Josep Maria Ordeig es una figura de un deporte presencial y entrañable como el hockey patines, campeón con el Vic, el Barça y la selección española, ganador de la Copa de Europa y del Mundo, vinculado también con el Voltregà, entrenador actualmente del Sant Just e hijo del mítico Catxo Ordeig. El currículo es tan admirable como su juego y su bondad después de acabar con mi angustia cuando me explicó que mi computador estaba en Intac Vic, una firma de referencia en los servicios de Recursos Humanos que se ubica en el edificio Can Maurici, el mismo que hasta 2004 fue una academia educativa muy apreciada en Osona. Ahora acoge a distintas oficinas como la consulta a la que acude mi madre, el Intac y el Cemgine, un centro de especialidades médicas en Ginecología y Obstetricia. No es propaganda sino una manera de expresar mi gratitud a las dos empleadas que dieron con mi Compaq.
El ordenador se había quedado en un sofá de la planta baja de Can Maurici en el que descansaba mi madre, cuya autonomía está limitada a sus 93 años, mientras yo iba a por el coche aparcado en el Seminari. Nunca fui consciente del lugar en el que podía haber dejado mi portátil después de un ir y venir que me llevó también a pasar por el quiosco antes de regresar a Perafita. Hasta que me avisó Mia Ordeig después que su esposa, trabajadora del Intac, abriera la tapa del ordenador, pulsara el interruptor, advirtiera mi nombre -faltaba la clave- y supiera de mi relación con su marido por la afición al hockey patines y al Voltregà. No habrían podido socorrerme si antes no hubiera mediado una empleada de Cemgine que se encontró con el ordenador en el hall y lo trasladó a Intac por entender que podía pertenecía a alguno de los alumnos que cursan estudios en aquel centro de servicios y formación de Vic.
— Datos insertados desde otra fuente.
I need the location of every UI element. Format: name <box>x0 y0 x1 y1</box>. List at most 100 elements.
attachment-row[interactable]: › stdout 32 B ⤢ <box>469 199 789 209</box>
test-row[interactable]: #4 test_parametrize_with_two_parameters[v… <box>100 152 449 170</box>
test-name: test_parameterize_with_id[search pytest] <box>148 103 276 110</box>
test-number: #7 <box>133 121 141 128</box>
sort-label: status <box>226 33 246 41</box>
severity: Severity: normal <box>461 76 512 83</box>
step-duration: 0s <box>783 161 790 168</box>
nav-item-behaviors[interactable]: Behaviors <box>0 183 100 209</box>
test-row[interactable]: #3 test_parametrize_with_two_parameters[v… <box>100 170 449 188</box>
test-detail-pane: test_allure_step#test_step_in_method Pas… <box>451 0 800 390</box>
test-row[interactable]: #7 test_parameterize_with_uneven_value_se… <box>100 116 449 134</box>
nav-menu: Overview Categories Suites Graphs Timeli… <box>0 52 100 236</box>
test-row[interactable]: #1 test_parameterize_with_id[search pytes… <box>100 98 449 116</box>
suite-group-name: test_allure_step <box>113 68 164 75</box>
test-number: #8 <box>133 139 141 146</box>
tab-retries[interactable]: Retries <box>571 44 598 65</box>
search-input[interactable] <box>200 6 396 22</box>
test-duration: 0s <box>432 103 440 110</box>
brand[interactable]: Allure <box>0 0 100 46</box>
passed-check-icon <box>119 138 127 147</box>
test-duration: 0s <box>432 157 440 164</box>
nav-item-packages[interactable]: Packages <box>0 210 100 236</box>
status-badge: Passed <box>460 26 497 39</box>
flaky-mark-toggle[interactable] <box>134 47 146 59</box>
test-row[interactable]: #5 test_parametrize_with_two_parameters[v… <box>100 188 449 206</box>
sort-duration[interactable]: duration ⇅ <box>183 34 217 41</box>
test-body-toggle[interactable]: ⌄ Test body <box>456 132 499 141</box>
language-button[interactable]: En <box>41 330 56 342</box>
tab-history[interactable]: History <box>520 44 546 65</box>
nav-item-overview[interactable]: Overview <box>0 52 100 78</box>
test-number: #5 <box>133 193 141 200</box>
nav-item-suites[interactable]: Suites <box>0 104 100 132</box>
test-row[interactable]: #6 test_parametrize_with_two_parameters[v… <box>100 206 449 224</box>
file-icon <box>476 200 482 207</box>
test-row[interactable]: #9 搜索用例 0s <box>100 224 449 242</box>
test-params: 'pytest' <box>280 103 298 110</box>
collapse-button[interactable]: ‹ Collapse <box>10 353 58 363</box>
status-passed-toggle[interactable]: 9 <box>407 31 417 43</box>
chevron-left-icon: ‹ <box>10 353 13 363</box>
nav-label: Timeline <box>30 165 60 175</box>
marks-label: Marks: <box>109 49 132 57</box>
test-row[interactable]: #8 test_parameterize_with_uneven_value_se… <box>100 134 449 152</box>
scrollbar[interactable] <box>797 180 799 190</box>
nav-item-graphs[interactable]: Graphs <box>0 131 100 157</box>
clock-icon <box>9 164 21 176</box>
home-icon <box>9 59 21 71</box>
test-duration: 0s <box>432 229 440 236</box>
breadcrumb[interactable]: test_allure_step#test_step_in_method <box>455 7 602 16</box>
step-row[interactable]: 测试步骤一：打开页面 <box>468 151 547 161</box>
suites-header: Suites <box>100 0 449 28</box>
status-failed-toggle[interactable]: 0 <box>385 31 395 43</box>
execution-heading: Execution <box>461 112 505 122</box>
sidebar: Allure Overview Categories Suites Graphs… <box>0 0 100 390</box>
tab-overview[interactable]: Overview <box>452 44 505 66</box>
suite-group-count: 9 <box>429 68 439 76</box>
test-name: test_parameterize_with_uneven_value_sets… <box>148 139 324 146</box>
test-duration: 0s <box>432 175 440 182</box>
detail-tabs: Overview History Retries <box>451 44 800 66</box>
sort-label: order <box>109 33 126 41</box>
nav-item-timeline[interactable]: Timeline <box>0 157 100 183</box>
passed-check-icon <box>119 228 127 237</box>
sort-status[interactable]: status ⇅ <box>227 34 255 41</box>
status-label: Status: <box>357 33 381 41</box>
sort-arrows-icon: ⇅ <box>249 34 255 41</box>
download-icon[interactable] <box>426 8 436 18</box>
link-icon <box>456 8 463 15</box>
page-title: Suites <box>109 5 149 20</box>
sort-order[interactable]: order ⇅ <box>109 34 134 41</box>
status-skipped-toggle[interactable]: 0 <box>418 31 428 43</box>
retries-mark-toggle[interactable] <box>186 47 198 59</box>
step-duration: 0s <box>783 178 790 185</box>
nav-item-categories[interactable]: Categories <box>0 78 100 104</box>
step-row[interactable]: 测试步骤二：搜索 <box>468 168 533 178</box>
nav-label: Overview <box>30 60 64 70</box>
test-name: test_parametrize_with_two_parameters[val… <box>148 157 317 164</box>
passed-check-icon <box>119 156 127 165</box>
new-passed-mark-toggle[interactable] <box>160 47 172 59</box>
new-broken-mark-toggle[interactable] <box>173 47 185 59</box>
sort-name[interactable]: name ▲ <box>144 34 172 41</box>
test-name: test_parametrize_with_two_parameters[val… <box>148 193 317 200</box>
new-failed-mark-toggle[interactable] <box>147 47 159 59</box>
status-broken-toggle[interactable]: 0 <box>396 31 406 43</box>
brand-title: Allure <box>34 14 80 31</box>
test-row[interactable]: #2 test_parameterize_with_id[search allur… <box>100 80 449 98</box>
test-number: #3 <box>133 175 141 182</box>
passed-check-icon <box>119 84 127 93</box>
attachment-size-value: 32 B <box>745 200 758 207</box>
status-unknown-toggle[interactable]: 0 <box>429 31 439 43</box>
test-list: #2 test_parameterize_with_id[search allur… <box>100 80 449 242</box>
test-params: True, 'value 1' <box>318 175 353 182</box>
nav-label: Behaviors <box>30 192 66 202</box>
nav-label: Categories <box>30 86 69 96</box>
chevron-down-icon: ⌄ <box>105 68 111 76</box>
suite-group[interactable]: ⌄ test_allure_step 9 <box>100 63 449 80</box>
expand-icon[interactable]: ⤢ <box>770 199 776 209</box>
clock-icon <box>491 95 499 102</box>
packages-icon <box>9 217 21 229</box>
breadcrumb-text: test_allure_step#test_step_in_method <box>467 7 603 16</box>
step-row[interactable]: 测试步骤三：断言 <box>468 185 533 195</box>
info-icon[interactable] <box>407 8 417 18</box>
Un rescate tan rocambolesco como romántico, resuelto por la pericia y magnanimidad de dos mujeres y un amigo, tres personas altruistas y preocupadas por dar con el dueño del Compaq. El alivio y la alegría fueron tan grandes que todavía no me he recuperado de la emoción y no paro de pasar por delante de Can Maurici. Me sentí muy afortunado, al punto que por una vez me he dejado llevar por la aventura y me arranqué a escribir sin las notas, sin el original de Word, sin la pluma preferida y sin el bolígrafo de Fancelli. Una manera de ser consecuente con la manera de recuperar el portátil y vencer el miedo al ridículo, de ser más natural y no forzar tanto el texto, de liberarme de la presión y de abrazar a quienes se felicitan por el desorden y nunca sufren por cosas como las mías a la hora de afrontar una crónica con tiempo para escribirla y no con el estrés que suponen los textos del Barça.
¿Cómo puede ser que siendo tan metódico me olvidara del Compaq? He tenido mucha suerte y es para estar muy contento, pero sigo echando en falta mis gafas; soy un caso perdido.